It has been observed by the Delhi High Court that employers may forfeit the gratuity of employees who have been fired for causing damage or loss to employer property by way of negligence or any other act. However, such forfeiture should not exceed the damage or loss incurred by the employer.
As per the Court, Sec. 4 of Payment of Gratuity Act states that gratuity would be payable to employees on termination employment if they have served the establishment continuously for at least five years at the time of superannuation or resignation or in case they meet with an accident, are rendered disabled or lose their life. And as per 4(6)(a) of the Act, this gratuity may be forfeited by the employer if the employee has been terminated for “any act or omission or negligence causing any damage or loss to the property belonging to the employer. The forfeiture can only be to the extent of the damage or loss caused.”

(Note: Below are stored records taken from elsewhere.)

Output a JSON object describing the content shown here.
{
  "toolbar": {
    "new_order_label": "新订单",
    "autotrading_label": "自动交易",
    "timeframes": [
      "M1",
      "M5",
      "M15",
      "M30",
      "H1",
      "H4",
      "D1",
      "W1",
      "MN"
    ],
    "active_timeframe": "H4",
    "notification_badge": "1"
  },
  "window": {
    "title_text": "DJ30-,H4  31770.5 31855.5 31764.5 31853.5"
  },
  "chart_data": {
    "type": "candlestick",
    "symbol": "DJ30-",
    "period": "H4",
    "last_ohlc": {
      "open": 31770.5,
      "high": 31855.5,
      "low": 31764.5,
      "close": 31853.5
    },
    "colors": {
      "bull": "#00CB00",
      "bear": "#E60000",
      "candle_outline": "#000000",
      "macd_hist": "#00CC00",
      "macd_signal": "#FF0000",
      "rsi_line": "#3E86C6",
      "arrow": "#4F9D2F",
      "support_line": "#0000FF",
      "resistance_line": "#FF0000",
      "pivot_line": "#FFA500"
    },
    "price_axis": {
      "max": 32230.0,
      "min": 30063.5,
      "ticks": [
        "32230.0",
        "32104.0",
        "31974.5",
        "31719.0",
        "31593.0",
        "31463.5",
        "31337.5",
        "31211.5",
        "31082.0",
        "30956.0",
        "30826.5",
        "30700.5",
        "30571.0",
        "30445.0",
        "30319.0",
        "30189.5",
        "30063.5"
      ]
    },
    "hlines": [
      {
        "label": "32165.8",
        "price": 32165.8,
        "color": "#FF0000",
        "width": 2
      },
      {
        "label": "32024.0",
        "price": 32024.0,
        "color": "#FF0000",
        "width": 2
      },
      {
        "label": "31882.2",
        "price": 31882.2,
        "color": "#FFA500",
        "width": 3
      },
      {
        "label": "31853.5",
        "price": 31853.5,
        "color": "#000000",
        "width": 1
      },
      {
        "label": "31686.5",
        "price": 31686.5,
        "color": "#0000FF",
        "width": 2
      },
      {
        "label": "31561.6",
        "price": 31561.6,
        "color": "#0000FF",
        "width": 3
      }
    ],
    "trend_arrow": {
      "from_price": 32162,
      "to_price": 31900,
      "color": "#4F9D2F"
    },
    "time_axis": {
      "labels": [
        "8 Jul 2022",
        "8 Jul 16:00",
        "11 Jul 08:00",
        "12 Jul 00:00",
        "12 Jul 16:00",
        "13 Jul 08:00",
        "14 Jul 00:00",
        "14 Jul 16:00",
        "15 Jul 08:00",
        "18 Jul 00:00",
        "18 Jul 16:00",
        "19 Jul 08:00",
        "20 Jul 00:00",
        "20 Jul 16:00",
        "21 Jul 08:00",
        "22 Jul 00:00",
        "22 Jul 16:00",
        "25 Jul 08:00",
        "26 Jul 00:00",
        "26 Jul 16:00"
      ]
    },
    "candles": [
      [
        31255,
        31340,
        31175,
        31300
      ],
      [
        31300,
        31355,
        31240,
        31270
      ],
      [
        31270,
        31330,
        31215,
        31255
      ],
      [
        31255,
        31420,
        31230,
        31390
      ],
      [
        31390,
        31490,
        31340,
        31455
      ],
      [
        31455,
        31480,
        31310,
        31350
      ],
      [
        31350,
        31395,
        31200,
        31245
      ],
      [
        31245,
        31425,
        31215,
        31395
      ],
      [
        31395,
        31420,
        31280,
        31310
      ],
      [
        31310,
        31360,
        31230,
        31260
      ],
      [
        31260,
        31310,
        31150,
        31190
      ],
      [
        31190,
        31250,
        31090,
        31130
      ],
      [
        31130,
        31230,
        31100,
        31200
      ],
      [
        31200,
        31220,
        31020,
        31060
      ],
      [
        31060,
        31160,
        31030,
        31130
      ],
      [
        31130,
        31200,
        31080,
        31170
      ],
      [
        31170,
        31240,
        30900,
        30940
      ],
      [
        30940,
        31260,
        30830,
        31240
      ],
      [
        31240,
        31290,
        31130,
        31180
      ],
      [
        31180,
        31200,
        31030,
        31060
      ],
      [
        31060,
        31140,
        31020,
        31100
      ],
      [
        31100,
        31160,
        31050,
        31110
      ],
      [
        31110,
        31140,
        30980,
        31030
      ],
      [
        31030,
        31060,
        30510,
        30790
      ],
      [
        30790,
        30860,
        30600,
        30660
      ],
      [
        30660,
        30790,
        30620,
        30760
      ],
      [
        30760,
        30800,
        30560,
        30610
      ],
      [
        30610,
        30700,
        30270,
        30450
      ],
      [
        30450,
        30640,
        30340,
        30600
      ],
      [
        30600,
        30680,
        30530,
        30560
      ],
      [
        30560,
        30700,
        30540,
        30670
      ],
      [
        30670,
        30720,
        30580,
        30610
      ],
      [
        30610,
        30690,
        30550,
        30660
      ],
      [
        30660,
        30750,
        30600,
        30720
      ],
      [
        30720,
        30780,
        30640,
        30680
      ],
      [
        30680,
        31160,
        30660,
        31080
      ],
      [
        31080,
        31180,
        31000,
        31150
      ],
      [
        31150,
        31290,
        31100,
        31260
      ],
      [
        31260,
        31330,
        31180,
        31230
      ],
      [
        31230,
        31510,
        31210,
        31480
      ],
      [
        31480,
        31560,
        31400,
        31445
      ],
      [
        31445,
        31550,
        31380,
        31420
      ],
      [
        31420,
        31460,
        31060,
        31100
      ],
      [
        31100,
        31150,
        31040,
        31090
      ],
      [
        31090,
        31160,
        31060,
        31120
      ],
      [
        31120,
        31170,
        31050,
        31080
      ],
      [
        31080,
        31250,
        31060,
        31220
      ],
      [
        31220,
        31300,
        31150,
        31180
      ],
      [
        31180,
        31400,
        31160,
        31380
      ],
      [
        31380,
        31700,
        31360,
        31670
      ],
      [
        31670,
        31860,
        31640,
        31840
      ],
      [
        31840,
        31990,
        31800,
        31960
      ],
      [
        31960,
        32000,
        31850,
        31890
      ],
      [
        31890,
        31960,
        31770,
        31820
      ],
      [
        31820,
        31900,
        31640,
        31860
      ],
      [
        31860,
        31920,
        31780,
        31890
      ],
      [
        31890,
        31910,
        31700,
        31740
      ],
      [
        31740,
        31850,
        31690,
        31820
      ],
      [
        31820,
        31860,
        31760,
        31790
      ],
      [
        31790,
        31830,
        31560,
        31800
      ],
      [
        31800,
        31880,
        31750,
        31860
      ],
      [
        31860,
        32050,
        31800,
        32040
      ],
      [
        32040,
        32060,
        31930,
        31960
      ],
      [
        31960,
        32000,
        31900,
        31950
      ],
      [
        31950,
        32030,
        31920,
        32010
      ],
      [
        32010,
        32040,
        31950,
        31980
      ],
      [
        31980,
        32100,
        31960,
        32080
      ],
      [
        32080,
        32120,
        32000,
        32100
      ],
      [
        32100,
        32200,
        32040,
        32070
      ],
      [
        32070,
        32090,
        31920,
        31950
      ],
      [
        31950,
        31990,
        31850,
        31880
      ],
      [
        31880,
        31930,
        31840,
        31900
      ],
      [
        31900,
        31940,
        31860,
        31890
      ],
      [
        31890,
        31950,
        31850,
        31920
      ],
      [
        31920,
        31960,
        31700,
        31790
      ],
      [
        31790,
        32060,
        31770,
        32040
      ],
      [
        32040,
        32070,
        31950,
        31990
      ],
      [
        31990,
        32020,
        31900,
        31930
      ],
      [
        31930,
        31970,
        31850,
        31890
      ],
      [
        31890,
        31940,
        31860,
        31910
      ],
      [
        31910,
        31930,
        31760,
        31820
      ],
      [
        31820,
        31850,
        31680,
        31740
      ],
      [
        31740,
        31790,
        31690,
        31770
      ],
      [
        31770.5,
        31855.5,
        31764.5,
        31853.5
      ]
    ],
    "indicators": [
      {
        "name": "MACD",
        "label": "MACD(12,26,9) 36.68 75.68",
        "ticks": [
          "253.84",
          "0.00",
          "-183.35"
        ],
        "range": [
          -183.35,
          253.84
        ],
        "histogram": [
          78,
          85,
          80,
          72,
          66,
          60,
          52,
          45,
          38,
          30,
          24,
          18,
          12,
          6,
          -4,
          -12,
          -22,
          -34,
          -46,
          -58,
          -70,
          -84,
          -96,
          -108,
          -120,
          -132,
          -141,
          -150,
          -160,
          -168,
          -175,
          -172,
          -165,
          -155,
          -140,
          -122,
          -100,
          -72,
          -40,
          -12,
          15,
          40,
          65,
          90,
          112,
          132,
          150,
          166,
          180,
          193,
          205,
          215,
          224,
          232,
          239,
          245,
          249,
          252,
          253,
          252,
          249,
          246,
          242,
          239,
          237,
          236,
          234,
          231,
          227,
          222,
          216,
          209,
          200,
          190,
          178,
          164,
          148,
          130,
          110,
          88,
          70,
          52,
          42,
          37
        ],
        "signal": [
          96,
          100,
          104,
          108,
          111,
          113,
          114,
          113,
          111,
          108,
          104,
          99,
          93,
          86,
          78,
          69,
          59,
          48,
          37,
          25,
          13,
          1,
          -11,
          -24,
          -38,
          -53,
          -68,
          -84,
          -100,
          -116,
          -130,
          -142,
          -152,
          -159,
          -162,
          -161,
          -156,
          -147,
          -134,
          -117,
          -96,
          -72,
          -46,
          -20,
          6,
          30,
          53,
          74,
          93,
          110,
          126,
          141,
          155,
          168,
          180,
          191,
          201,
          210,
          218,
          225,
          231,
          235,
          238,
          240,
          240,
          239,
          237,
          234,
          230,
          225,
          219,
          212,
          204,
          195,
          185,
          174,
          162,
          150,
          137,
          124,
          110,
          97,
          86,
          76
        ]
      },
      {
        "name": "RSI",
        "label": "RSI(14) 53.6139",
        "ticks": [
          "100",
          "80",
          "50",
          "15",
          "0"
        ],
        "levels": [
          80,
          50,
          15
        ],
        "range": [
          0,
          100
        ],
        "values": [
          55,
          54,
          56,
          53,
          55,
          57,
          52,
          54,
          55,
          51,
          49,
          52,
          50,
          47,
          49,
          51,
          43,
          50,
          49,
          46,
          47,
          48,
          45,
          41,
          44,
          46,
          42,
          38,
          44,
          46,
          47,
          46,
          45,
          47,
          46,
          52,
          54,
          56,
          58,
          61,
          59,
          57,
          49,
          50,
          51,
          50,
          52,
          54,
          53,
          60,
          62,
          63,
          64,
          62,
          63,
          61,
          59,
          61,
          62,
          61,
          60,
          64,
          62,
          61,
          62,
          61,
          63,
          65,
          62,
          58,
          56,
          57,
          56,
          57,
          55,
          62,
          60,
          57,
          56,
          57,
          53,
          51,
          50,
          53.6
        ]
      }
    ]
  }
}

The observation was made when the Court was handling two petitions related to disputes between employee and the Union Bank of India. As per one petition, the employee had been accused of issuing loans by accommodating certain parties. In the other petition, the employee was accused of issuing loans without completing the set formalities, in violation of the Bank’s procedures. The employee had also allegedly issued high loan amounts to people whose earlier loans were either overdue or were non-performing assets. In both cases, the Bank had incurred losses.
The employer has to issue proper notice of forfeiture to the employee. This notice has to clearly quantify the loss caused due to the conscious “omission or negligence” of the employee and the employee should be given a chance to speak and be heard.